De redelijke termijn is voor een procedure in drie instanties in zaken zoals deze in beginsel niet overschreden als die procedure in haar geheel niet langer dan vier jaar heeft geduurd (uitspraak van de Raad van 26 januari 2009, ECLI:NL:CRVB:2009:BH1009). De behandeling van het bezwaar mag ten hoogste een half jaar, de behandeling van het beroep ten hoogste anderhalf jaar en de behandeling van het hoger beroep ten hoogste twee jaar duren, terwijl doorgaans geen sprake is van een te lange behandelingsduur in de rechterlijke fase in haar geheel als deze niet meer dan drie en een half jaar heeft geduurd. De omstandigheden van het geval kunnen aanleiding geven een langere behandelingsduur te rechtvaardigen.
5.2.
In een geval als dit, waarin een vernietiging door de rechtbank van een beslissing op bezwaar leidt tot een hernieuwde behandeling van het bezwaar en ‒ eventueel ‒ een herhaalde behandeling door de rechter, wordt de overschrijding van de redelijke termijn in beginsel volledig aan het bestuursorgaan toegerekend (uitspraak van de Raad van 15 april 2009, ECLI:NL:CRVB:2009:BI2044). Indien echter in de loop van de hele procedure één of meer keren sprake is (geweest) van een langere behandelingsduur bij een rechterlijke instantie dan gerechtvaardigd, dan komt de periode waarmee de behandelingsduur is overschreden niet voor rekening van het bestuursorgaan maar voor rekening van de Staat (Ministerie van Veiligheid en Justitie).
5.3.
Voor het voorliggende geval betekent dit het volgende.
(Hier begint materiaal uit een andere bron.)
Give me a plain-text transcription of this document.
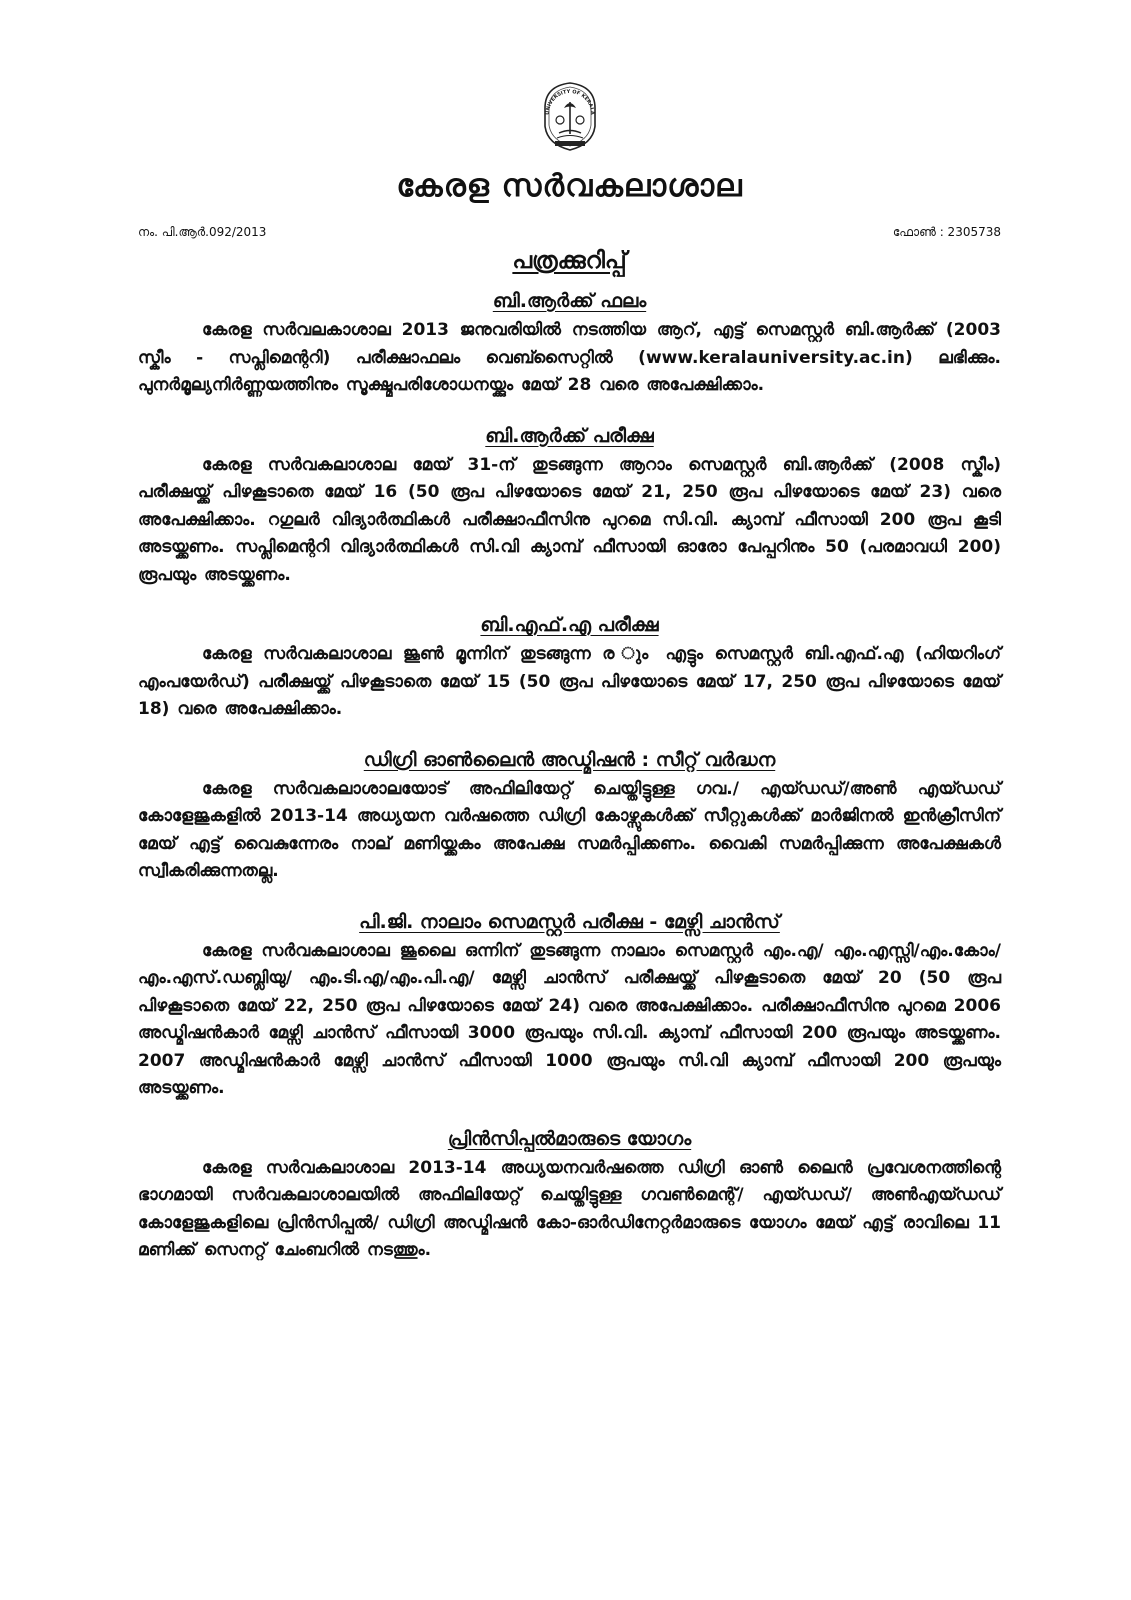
UNIVERSITY OF KERALA
കേരള സർവകലാശാല
നം. പി.ആർ.092/2013	ഫോൺ : 2305738
പത്രക്കുറിപ്പ്
ബി.ആർക്ക് ഫലം

കേരള സർവലകാശാല 2013 ജനുവരിയിൽ നടത്തിയ ആറ്, എട്ട് സെമസ്റ്റർ ബി.ആർക്ക് (2003 സ്കീം - സപ്ലിമെന്ററി) പരീക്ഷാഫലം വെബ്സൈറ്റിൽ (www.keralauniversity.ac.in) ലഭിക്കും. പുനർമൂല്യനിർണ്ണയത്തിനും സൂക്ഷ്മപരിശോധനയ്ക്കും മേയ് 28 വരെ അപേക്ഷിക്കാം.

ബി.ആർക്ക് പരീക്ഷ

കേരള സർവകലാശാല മേയ് 31-ന് തുടങ്ങുന്ന ആറാം സെമസ്റ്റർ ബി.ആർക്ക് (2008 സ്കീം) പരീക്ഷയ്ക്ക് പിഴകൂടാതെ മേയ് 16 (50 രൂപ പിഴയോടെ മേയ് 21, 250 രൂപ പിഴയോടെ മേയ് 23) വരെ അപേക്ഷിക്കാം. റഗുലർ വിദ്യാർത്ഥികൾ പരീക്ഷാഫീസിനു പുറമെ സി.വി. ക്യാമ്പ് ഫീസായി 200 രൂപ കൂടി അടയ്ക്കണം. സപ്ലിമെന്ററി വിദ്യാർത്ഥികൾ സി.വി ക്യാമ്പ് ഫീസായി ഓരോ പേപ്പറിനും 50 (പരമാവധി 200) രൂപയും അടയ്ക്കണം.

ബി.എഫ്.എ പരീക്ഷ

കേരള സർവകലാശാല ജൂൺ മൂന്നിന് തുടങ്ങുന്ന ര ും എട്ടും സെമസ്റ്റർ ബി.എഫ്.എ (ഹിയറിംഗ് എംപയേർഡ്) പരീക്ഷയ്ക്ക് പിഴകൂടാതെ മേയ് 15 (50 രൂപ പിഴയോടെ മേയ് 17, 250 രൂപ പിഴയോടെ മേയ് 18) വരെ അപേക്ഷിക്കാം.

ഡിഗ്രി ഓൺലൈൻ അഡ്മിഷൻ : സീറ്റ് വർദ്ധന

കേരള സർവകലാശാലയോട് അഫിലിയേറ്റ് ചെയ്തിട്ടുള്ള ഗവ./ എയ്ഡഡ്/അൺ എയ്ഡഡ് കോളേജുകളിൽ 2013-14 അധ്യയന വർഷത്തെ ഡിഗ്രി കോഴ്സുകൾക്ക് സീറ്റുകൾക്ക് മാർജിനൽ ഇൻക്രീസിന് മേയ് എട്ട് വൈകുന്നേരം നാല് മണിയ്ക്കകം അപേക്ഷ സമർപ്പിക്കണം. വൈകി സമർപ്പിക്കുന്ന അപേക്ഷകൾ സ്വീകരിക്കുന്നതല്ല.

പി.ജി. നാലാം സെമസ്റ്റർ പരീക്ഷ - മേഴ്സി ചാൻസ്

കേരള സർവകലാശാല ജൂലൈ ഒന്നിന് തുടങ്ങുന്ന നാലാം സെമസ്റ്റർ എം.എ/ എം.എസ്സി/എം.കോം/ എം.എസ്.ഡബ്ലിയു/ എം.ടി.എ/എം.പി.എ/ മേഴ്സി ചാൻസ് പരീക്ഷയ്ക്ക് പിഴകൂടാതെ മേയ് 20 (50 രൂപ പിഴകൂടാതെ മേയ് 22, 250 രൂപ പിഴയോടെ മേയ് 24) വരെ അപേക്ഷിക്കാം. പരീക്ഷാഫീസിനു പുറമെ 2006 അഡ്മിഷൻകാർ മേഴ്സി ചാൻസ് ഫീസായി 3000 രൂപയും സി.വി. ക്യാമ്പ് ഫീസായി 200 രൂപയും അടയ്ക്കണം. 2007 അഡ്മിഷൻകാർ മേഴ്സി ചാൻസ് ഫീസായി 1000 രൂപയും സി.വി ക്യാമ്പ് ഫീസായി 200 രൂപയും അടയ്ക്കണം.

പ്രിൻസിപ്പൽമാരുടെ യോഗം

കേരള സർവകലാശാല 2013-14 അധ്യയനവർഷത്തെ ഡിഗ്രി ഓൺ ലൈൻ പ്രവേശനത്തിന്റെ ഭാഗമായി സർവകലാശാലയിൽ അഫിലിയേറ്റ് ചെയ്തിട്ടുള്ള ഗവൺമെന്റ്/ എയ്ഡഡ്/ അൺഎയ്ഡഡ് കോളേജുകളിലെ പ്രിൻസിപ്പൽ/ ഡിഗ്രി അഡ്മിഷൻ കോ-ഓർഡിനേറ്റർമാരുടെ യോഗം മേയ് എട്ട് രാവിലെ 11 മണിക്ക് സെനറ്റ് ചേംബറിൽ നടത്തും.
Vanaf de ontvangst door het Uwv op 19 juni 2013 van het eerste bezwaarschrift van appellant tot de datum van deze uitspraak zijn vier jaar en ruim twee maanden verstreken. Noch de zaak zelf, die niet als complex is aan te merken, noch de opstelling van appellant geven aanleiding voor het oordeel dat in dit geval de totale lengte van de procedure meer dan vier jaar zou mogen bedragen. De redelijke termijn is dus met ruim twee maanden overschreden. De behandeling door de rechtbank heeft (telkens) minder dan anderhalf jaar geduurd en de behandeling bij de Raad is binnen de termijn van twee jaar gebleven. Hieruit volgt dat de gehele overschrijding van de redelijke termijn aan het Uwv is toe te rekenen. Van feiten of omstandigheden op grond waarvan zou moeten worden aangenomen dat geen sprake is geweest van spanning en frustratie die als immateriële schade voor vergoeding in aanmerking komt, is niet gebleken. De door appellant geleden immateriële schade moet worden vastgesteld op een bedrag van éénmaal € 500,-.
5.4.
De Raad zal het Uwv veroordelen tot vergoeding van schade aan appellant ter hoogte van
€ 500,-.
6. Voor een proceskostenveroordeling bestaat geen aanleiding.

BESLISSING

De Centrale Raad van Beroep
- bevestigt de aangevallen uitspraak;
- veroordeelt het Uwv tot betaling aan appellant van een vergoeding van schade tot een
bedrag van € 500,-.
Deze uitspraak is gedaan door A.I. van der Kris, in tegenwoordigheid van N. Veenstra als griffier. De beslissing is uitgesproken in het openbaar op 30 augustus 2017.